This paper attempts to discuss the challenges related to the collection and use of evidence with class and individual characteristics. Under the Fourth Amendment to the American Constitution, officers on crime scene searches must be able to not only show the probable cause of the decision to conduct the search or seizure but also have a search warrant provided under oath or affirmation for the collected evidence to be admissible in a court of law. Additionally, it is important to collect and examine multiple sources of evidence with the view to not only increase the odds that a certain match will be realized when two or more specimens of evidence are compared but also ensure that the forensic scientist is able to prove beyond any reasonable doubt that the similarities of the specimens outweigh the dissimilarities.

From the discussion, it is evident that the most significant challenge linked to the collection and use of evidence with class characteristics in court emanates from the inability of forensic scientists to assign exact or even approximate probability values when conducting a comparison of most class-related physical evidence. Similarly, the most significant challenge connected to the collection and use of evidence with individual characteristics concerns the inability of the forensic scientist to state with mathematical exactness the probability that the analyzed specimens are of common origin.

Introduction

The collection of physical evidence through a comprehensive assessment of the crime scene and analysis of forensic evidence is of immense importance by virtue of being the initial step towards the preservation of the forensic value of the evidence for use in attempting to apprehend the perpetrators and ensuring that they face justice in a competent court of law (Lee & Pagliaro, 2013). Research is also consistent that the collection and documentation of physical evidence help the investigators to not only recreate the events leading up to the commission of a crime but also to have an adequate understanding of the events occurring during the commission of a crime and those occurring after the crime has been committed (Fisher & Fisher, 2012).

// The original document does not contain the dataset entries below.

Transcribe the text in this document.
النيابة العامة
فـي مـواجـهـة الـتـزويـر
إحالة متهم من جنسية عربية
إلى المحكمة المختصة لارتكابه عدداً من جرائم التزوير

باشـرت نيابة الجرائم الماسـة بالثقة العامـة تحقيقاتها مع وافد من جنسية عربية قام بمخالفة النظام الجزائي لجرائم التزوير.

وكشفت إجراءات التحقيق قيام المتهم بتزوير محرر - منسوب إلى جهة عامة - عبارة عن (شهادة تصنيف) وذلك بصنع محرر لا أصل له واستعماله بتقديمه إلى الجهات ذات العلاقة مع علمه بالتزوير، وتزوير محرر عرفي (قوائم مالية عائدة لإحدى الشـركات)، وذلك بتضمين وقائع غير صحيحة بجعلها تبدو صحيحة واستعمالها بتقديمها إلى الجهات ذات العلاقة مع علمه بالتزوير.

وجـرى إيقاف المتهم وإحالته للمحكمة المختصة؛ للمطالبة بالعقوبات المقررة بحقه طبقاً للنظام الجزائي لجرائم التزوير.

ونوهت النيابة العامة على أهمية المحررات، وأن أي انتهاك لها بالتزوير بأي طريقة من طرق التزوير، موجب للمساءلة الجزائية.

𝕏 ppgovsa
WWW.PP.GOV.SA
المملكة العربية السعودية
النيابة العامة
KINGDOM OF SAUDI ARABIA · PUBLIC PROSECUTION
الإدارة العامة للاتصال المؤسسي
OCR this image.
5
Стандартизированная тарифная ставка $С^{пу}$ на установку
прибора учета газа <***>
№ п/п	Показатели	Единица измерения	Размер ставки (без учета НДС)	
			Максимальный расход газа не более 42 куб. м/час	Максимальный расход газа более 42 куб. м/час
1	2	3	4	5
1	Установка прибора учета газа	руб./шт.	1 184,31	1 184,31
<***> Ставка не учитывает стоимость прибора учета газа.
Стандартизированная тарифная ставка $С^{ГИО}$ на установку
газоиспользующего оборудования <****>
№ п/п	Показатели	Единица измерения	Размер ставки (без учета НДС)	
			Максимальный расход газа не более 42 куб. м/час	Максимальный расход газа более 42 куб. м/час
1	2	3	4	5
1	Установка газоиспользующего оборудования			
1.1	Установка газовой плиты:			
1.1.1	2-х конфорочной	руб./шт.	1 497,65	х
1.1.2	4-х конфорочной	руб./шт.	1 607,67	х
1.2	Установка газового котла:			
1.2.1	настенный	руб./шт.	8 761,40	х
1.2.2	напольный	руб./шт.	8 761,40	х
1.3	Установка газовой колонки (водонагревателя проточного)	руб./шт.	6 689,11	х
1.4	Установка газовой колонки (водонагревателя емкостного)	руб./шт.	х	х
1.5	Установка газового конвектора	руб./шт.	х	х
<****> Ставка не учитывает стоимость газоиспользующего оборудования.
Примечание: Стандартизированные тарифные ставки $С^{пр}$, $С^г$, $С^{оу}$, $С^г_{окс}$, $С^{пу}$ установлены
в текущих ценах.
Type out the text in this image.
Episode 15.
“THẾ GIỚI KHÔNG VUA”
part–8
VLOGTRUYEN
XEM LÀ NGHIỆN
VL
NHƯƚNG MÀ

According to Saferstein (2012), physical evidence is normally assessed by forensic scientists for identification (determining the physical or chemical identity of a substance with the most certainty or assurance that accessible diagnostic techniques will allow) and comparison (the process of determining whether two or more specimens have a common origin). As such, there is a need for investigators to demonstrate a comprehensive understanding of how to collect and examine physical evidence in crime settings, including having the capacity to collect and use evidence with class and individual characteristics in a court of law. In this light, the present paper attempts to illuminate the challenges connected to the collection and use of evidence with class and individual characteristics.

Fourth Amendment and Crime Scene Searches

The Fourth Amendment to the American Constitution is clear that the rights of people and their property should not be violated through unreasonable or unjustifiable searches and seizures (De la Cal, 2016) and that any warrants or guarantees for searches and seizures must be issued upon showing probable cause and supported by oath or affirmation provided by a competent agency, such as a court of law (Hubbart, 2015). According to this amendment, any evidence collected by law enforcement agencies through unreasonable searches and seizures can be declined in a court of law. Similarly, any evidence collected by police officers without an oath or affirmation describing the place to be searched and the individuals/things to be seized may be inadmissible in a competent court of law. This means that officers on crime scene searches must be able to not only show probable cause of the decision to conduct the search or seizure but also have a search warrant provided under oath or affirmation for the collected evidence to be admissible in a court of law.

Importance of Collecting and Examining Multiple Sources of Evidence

It is important to collect and examine more than one questioned, unknown, known, or exemplar item of evidence to not only increase the odds that a certain match will be realized when two or more specimens of evidence are compared but also to ensure that the forensic scientist is able to prove beyond any reasonable doubt that the similarities of the specimens outweigh the dissimilarities (Buckles, 2012; Saferstein, 2012). This attestation is of immense importance in a competent court of law for the evidence to be directly linked to the perceived perpetrator of a crime.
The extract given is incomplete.